Human rights, women’s empowerment, and atrocity prevention offices are being dismantled or merged out of existence — senseless moves often justified with vague accusations of “wokeness.” A similar coordinator for Ukrainian atrocities is being axed. Offices that respond to global food insecurity and disinformation campaigns are being gutted.
The consequences for U.S. soft power are staggering, offering a monumental assist to rivals like Russia. Disastrously, the administration is also eviscerating USAID, with the vast majority of its congressionally approved programs slated for cancellation. These include efforts to support democratic development, independent media and post-conflict reconstruction — the very tools that prevent the need for military intervention later.

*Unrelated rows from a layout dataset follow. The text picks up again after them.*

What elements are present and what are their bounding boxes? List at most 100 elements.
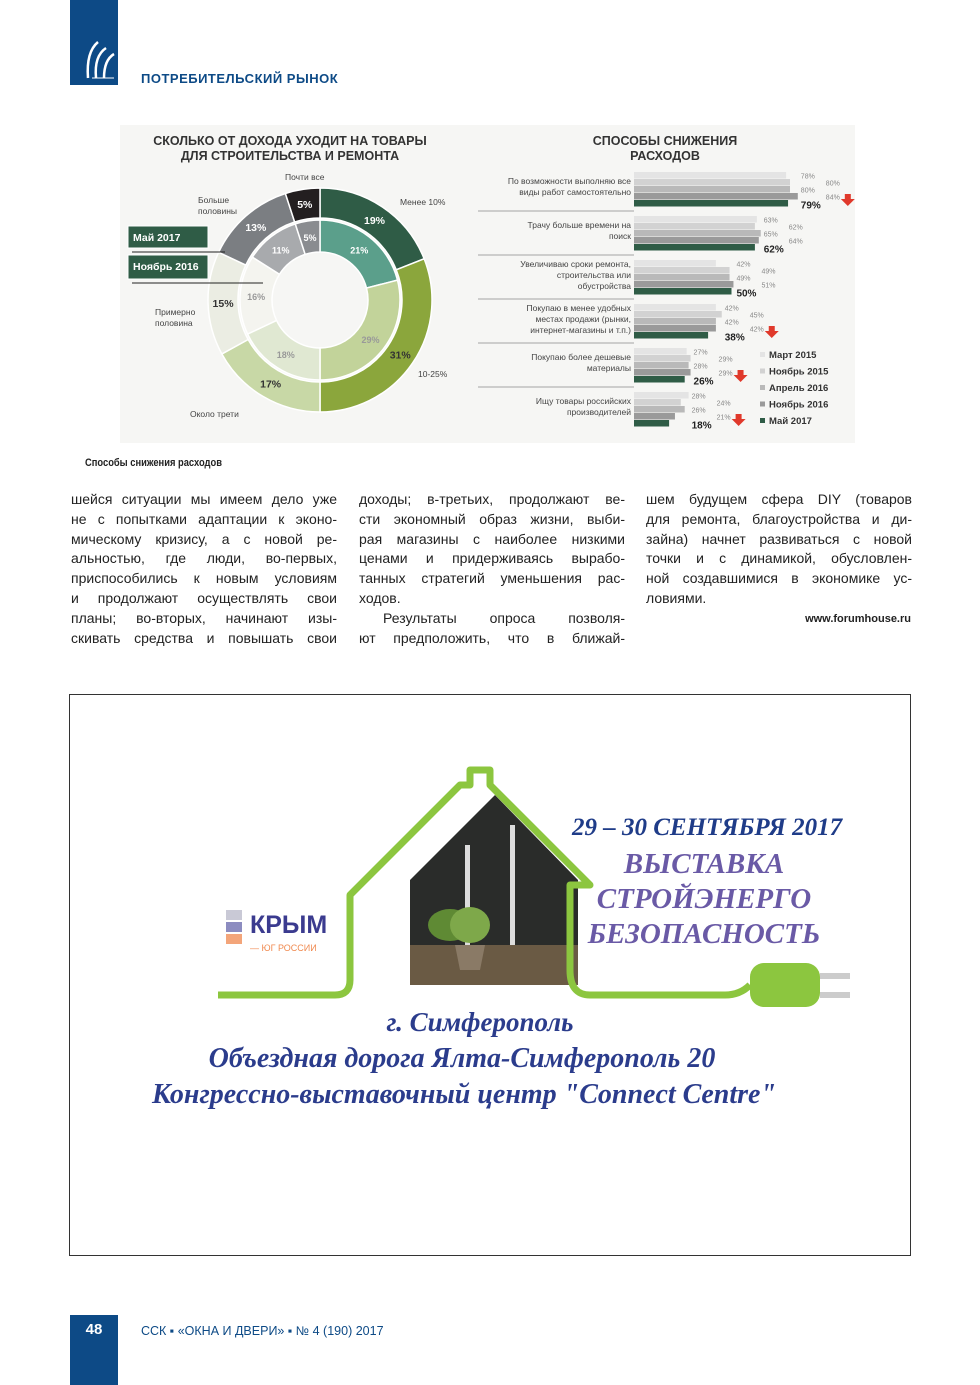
donut-category-label: Примерно половина (155, 307, 196, 328)
plug-icon (724, 963, 850, 1007)
bar-category-label: Увеличиваю сроки ремонта, строительства и… (520, 259, 631, 291)
source-link[interactable]: www.forumhouse.ru (805, 613, 911, 625)
donut-category-label: Больше половины (198, 195, 237, 216)
bar (634, 392, 689, 399)
krym-logo: КРЫМ — ЮГ РОССИИ (226, 910, 327, 953)
donut-category-label: Менее 10% (400, 197, 446, 207)
bar-value-label: 51% (761, 283, 775, 290)
bar (634, 406, 685, 413)
bar (634, 281, 734, 288)
bar-value-label: 49% (761, 269, 775, 276)
text-line: альностью, где люди, во-первых, (71, 550, 337, 567)
footer-text: ССК ▪ «ОКНА И ДВЕРИ» ▪ № 4 (190) 2017 (141, 1324, 384, 1338)
legend-label: Март 2015 (769, 350, 817, 361)
label-part: местах продажи (рынки, (535, 314, 631, 324)
footer-color-bar (70, 1315, 118, 1385)
decrease-arrow-icon (733, 370, 748, 382)
bar (634, 318, 716, 325)
text-line: ловиями. (646, 589, 707, 606)
label-part: Менее 10% (400, 197, 446, 207)
figure-caption: Способы снижения расходов (85, 457, 222, 469)
ad-title-1: ВЫСТАВКА (623, 848, 784, 880)
text-line: ной создавшимися в экономике ус- (646, 570, 912, 587)
bar-value-label: 26% (694, 377, 714, 388)
bar (634, 369, 691, 376)
bar (634, 237, 759, 244)
donut-value-label: 29% (362, 335, 380, 345)
text-line: Результаты опроса позволя- (383, 609, 625, 626)
decrease-arrow-icon (840, 194, 855, 206)
text-line: точки и с динамикой, обусловлен- (646, 550, 912, 567)
bar-value-label: 50% (736, 289, 756, 300)
page-number: 48 (85, 1321, 103, 1338)
bar-category-label: Ищу товары российских производителей (536, 396, 632, 417)
label-part: материалы (587, 363, 631, 373)
text-line: ходов. (359, 589, 401, 606)
bar (634, 200, 789, 207)
label-part: строительства или (557, 270, 631, 280)
magazine-logo-icon (86, 41, 115, 79)
bar-value-label: 29% (719, 371, 733, 378)
decrease-arrow-icon (731, 414, 746, 426)
bar-value-label: 62% (789, 225, 803, 232)
series-label: Май 2017 (133, 232, 181, 244)
bar (634, 420, 670, 427)
label-part: половина (155, 318, 193, 328)
bar-value-label: 42% (736, 262, 750, 269)
text-column-2: доходы; в-третьих, продолжают ве-сти эко… (359, 490, 625, 648)
bar-value-label: 29% (719, 357, 733, 364)
bar (634, 399, 681, 406)
bar-value-label: 42% (750, 327, 764, 334)
decrease-arrow-icon (764, 326, 779, 338)
text-line: танных стратегий уменьшения рас- (359, 570, 625, 587)
text-line: и продолжают осуществлять свои (71, 589, 337, 606)
house-outline (218, 766, 725, 999)
bar-value-label: 42% (725, 306, 739, 313)
ad-address: Объездная дорога Ялта-Симферополь 20 (209, 1043, 716, 1074)
legend-swatch (760, 368, 765, 374)
house-photo (410, 795, 578, 985)
bar (634, 311, 722, 318)
bar (634, 179, 790, 186)
bar (634, 304, 716, 311)
legend-swatch (760, 401, 765, 407)
donut-title-line: СКОЛЬКО ОТ ДОХОДА УХОДИТ НА ТОВАРЫ (153, 134, 427, 148)
logo-sub-text: — ЮГ РОССИИ (250, 943, 317, 953)
text-line: ценами и придерживаясь вырабо- (359, 550, 625, 567)
bar (634, 223, 755, 230)
donut-value-label: 5% (303, 233, 316, 243)
bar (634, 274, 730, 281)
charts-figure: СКОЛЬКО ОТ ДОХОДА УХОДИТ НА ТОВАРЫ ДЛЯ СТ… (120, 125, 855, 443)
text-line: ют предположить, что в ближай- (359, 629, 625, 646)
bar-title-line: РАСХОДОВ (630, 149, 700, 163)
bar-value-label: 21% (717, 415, 731, 422)
series-label-box (127, 225, 209, 249)
bar-value-label: 45% (750, 313, 764, 320)
bar-value-label: 80% (826, 181, 840, 188)
bar (634, 244, 755, 251)
legend-label: Ноябрь 2016 (769, 400, 828, 411)
label-part: виды работ самостоятельно (519, 187, 631, 197)
bar-value-label: 18% (692, 421, 712, 432)
bar-category-label: Трачу больше времени на поиск (528, 220, 632, 241)
bar-category-label: Покупаю в менее удобных местах продажи (р… (526, 303, 631, 335)
bar (634, 288, 732, 295)
text-line: приспособились к новым условиям (71, 570, 337, 587)
donut-value-label: 15% (213, 298, 235, 310)
ad-city: г. Симферополь (387, 1007, 574, 1037)
ad-date: 29 – 30 СЕНТЯБРЯ 2017 (571, 814, 844, 841)
bar (634, 267, 730, 274)
text-line: скивать средства и повышать свои (71, 629, 337, 646)
series-label-box (127, 254, 209, 280)
legend-label: Ноябрь 2015 (769, 367, 829, 378)
label-part: обустройства (578, 281, 631, 291)
bar-value-label: 27% (694, 350, 708, 357)
label-part: Трачу больше времени на (528, 220, 632, 230)
legend-swatch (760, 385, 765, 390)
logo-main-text: КРЫМ (250, 911, 327, 939)
text-line: шейся ситуации мы имеем дело уже (71, 491, 337, 507)
bar-value-label: 42% (725, 320, 739, 327)
bar-value-label: 49% (736, 276, 750, 283)
bar-category-label: По возможности выполняю все виды работ са… (508, 176, 631, 197)
bar-value-label: 28% (694, 364, 708, 371)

Removing the USSC in the West Bank will most immediately hurt Israelis and Palestinians. But the grand Trump administration design of which it is a part will ultimately hurt the United States. Rubio’s cuts mirror Trump’s tariffs — policies universally condemned by experts, but advanced anyway as political theater.
Whatever savings are to be had by cutting the USSC would be dwarfed by the cost of cleaning up the mess that will ensue should the West Bank explode in anger, as it very well might. Moreover, the USSC could be vital in the eventual post-war reconstruction of Gaza, possibly helping to train Palestinian forces to replace Hamas. The costs of giving up that possibility are also great.
Eliminating the role now amplifies the signal that horrified allies the world over have already received: The U.S. is no longer interested in being a useful player on the world stage, and with it the Middle East.
This is how superpowers lose influence: by becoming so hubristic that utter nonsense follows. Let’s hope it is not Israelis and Palestinians that pay the price of American folly.